23. What further blessing came to Abigail, and how did she show that her new prospects did not change her?
23 Besides the release from a bad marriage, Abigail had another blessing in store. When he learned of the death of Nabal, David sent messengers to propose marriage. “Here is your slave girl,” she responded, “as a maidservant to wash the feet of the servants of my lord.” Clearly, she was not changed by the prospect of becoming David’s wife; she even offered to be a servant to his servants! Then we read again of her hastening, this time to ready herself to go to David.—1 Sam. 25:39-42.

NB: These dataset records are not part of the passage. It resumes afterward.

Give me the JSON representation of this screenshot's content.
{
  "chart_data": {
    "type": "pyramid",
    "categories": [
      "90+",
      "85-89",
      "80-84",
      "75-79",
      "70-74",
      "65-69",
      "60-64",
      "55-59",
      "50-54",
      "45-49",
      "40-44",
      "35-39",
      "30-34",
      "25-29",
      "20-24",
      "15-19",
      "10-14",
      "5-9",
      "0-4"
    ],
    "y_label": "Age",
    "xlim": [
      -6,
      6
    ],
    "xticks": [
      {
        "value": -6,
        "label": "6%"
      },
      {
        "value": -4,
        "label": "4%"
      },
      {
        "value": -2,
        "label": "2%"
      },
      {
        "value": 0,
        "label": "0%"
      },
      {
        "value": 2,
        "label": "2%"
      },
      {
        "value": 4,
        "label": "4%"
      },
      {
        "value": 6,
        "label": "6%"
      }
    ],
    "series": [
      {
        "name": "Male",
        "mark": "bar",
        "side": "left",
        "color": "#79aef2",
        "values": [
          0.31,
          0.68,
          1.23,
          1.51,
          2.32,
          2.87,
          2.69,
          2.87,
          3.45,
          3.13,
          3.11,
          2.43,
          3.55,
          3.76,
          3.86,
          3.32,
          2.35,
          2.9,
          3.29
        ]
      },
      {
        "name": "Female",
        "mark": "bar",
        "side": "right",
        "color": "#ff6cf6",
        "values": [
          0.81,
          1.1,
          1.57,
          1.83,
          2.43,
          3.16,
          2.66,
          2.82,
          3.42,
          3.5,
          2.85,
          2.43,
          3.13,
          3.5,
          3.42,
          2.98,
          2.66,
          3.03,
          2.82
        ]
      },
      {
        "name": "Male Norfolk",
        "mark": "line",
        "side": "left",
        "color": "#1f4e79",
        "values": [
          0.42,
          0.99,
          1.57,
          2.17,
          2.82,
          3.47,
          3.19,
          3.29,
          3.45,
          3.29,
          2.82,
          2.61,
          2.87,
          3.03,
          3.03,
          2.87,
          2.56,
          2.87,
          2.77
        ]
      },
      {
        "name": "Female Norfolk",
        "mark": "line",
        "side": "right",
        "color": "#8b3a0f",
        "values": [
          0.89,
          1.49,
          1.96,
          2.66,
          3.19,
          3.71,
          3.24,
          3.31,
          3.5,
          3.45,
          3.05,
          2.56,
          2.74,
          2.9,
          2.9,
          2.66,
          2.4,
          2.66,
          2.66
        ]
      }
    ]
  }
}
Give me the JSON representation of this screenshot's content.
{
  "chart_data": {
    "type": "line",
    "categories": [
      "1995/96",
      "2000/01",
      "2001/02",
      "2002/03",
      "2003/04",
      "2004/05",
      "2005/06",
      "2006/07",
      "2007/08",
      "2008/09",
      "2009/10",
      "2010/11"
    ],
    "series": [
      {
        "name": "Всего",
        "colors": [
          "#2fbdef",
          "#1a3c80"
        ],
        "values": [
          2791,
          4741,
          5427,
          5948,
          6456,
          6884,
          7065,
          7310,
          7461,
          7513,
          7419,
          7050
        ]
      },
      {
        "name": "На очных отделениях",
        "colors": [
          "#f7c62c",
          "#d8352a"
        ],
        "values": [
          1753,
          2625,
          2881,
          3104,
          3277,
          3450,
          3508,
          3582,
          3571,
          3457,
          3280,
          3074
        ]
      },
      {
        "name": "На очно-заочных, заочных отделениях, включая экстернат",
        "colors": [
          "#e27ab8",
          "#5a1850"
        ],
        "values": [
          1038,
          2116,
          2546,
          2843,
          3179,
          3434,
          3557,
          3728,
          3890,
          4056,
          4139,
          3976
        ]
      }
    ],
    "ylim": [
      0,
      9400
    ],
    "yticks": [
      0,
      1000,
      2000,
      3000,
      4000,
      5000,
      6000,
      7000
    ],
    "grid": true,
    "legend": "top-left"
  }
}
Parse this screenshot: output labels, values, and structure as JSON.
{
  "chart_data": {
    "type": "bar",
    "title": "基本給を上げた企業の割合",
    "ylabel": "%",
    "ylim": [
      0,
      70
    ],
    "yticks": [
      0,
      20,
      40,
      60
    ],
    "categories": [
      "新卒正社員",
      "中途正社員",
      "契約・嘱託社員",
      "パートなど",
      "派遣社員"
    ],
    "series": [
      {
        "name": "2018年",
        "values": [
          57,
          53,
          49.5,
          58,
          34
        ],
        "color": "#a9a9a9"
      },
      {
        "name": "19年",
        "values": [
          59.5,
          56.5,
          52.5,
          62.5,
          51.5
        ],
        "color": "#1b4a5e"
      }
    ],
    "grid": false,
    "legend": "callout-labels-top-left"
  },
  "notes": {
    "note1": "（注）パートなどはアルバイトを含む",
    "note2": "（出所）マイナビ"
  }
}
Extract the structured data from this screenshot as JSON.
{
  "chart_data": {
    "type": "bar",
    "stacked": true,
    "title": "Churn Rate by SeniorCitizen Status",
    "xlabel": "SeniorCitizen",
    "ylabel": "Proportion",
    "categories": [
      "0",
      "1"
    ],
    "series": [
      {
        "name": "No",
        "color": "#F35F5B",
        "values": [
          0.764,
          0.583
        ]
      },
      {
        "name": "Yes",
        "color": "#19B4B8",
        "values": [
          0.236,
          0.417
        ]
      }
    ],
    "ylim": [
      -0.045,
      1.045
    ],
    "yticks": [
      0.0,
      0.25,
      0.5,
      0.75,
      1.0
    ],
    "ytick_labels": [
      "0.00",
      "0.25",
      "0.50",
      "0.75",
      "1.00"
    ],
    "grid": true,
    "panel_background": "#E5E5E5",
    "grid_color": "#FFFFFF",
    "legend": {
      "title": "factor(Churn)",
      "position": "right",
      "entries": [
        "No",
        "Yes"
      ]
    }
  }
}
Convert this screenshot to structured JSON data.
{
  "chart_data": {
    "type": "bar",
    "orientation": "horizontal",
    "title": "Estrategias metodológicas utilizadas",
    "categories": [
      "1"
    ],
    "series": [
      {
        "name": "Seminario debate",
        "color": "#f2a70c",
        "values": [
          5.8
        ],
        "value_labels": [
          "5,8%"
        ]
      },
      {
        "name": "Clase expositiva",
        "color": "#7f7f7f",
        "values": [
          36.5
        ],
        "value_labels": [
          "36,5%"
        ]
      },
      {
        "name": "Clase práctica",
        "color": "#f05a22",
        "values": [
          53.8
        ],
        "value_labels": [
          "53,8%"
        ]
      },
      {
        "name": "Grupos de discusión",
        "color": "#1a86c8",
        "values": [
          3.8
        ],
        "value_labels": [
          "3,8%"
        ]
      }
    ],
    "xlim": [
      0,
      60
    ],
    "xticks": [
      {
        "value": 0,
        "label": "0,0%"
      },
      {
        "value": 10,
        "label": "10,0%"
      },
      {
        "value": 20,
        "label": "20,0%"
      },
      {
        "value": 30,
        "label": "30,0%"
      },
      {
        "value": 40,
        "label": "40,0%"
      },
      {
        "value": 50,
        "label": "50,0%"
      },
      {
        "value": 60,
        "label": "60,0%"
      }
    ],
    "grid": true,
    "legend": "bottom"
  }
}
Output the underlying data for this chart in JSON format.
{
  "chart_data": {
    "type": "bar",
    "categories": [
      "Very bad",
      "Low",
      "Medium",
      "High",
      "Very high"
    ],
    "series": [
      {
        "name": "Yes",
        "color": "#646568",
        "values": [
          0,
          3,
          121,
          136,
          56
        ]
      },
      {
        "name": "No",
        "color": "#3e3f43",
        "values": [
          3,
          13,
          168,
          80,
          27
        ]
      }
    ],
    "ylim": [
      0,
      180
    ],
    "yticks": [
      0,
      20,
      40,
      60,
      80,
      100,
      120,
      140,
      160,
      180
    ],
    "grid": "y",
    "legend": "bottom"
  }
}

24. Abigail faced what challenges in her new life, but how did her husband and her God view her?
24 This was no fairy-tale ending; Abigail’s life with David would not always be easy. David was already married to Ahinoam, and though God permitted polygamy, it surely presented special challenges to faithful women back then. And David was not yet king; there would be obstacles and hardships to surmount before he served Jehovah in that way. But as Abigail helped and supported David along life’s road, eventually bearing him a son, she learned that she had a husband who valued her and protected her. On one occasion he even rescued her from kidnappers! (1 Sam. 30:1-19) David thus imitated Jehovah God, who loves and values such discreet, courageous, and faithful women.
This was not the famous Mount Carmel far to the north where the prophet Elijah later had a showdown with the prophets of Baal. (See Chapter 10.) This Carmel was a town at the edge of the southern wilderness.
David likely felt that protecting the local landowners and their flocks was a service to Jehovah God. In those days, it was Jehovah’s purpose for the descendants of Abraham, Isaac, and Jacob to dwell in that land. Protecting it from foreign invaders and marauding bands was thus a form of sacred service.
The phrase the young man used literally means “a son of belial (worthlessness).” Other Bible renderings of this sentence include a description of Nabal as a man “who won’t listen to anyone” and the conclusion, “it is no good talking to him.”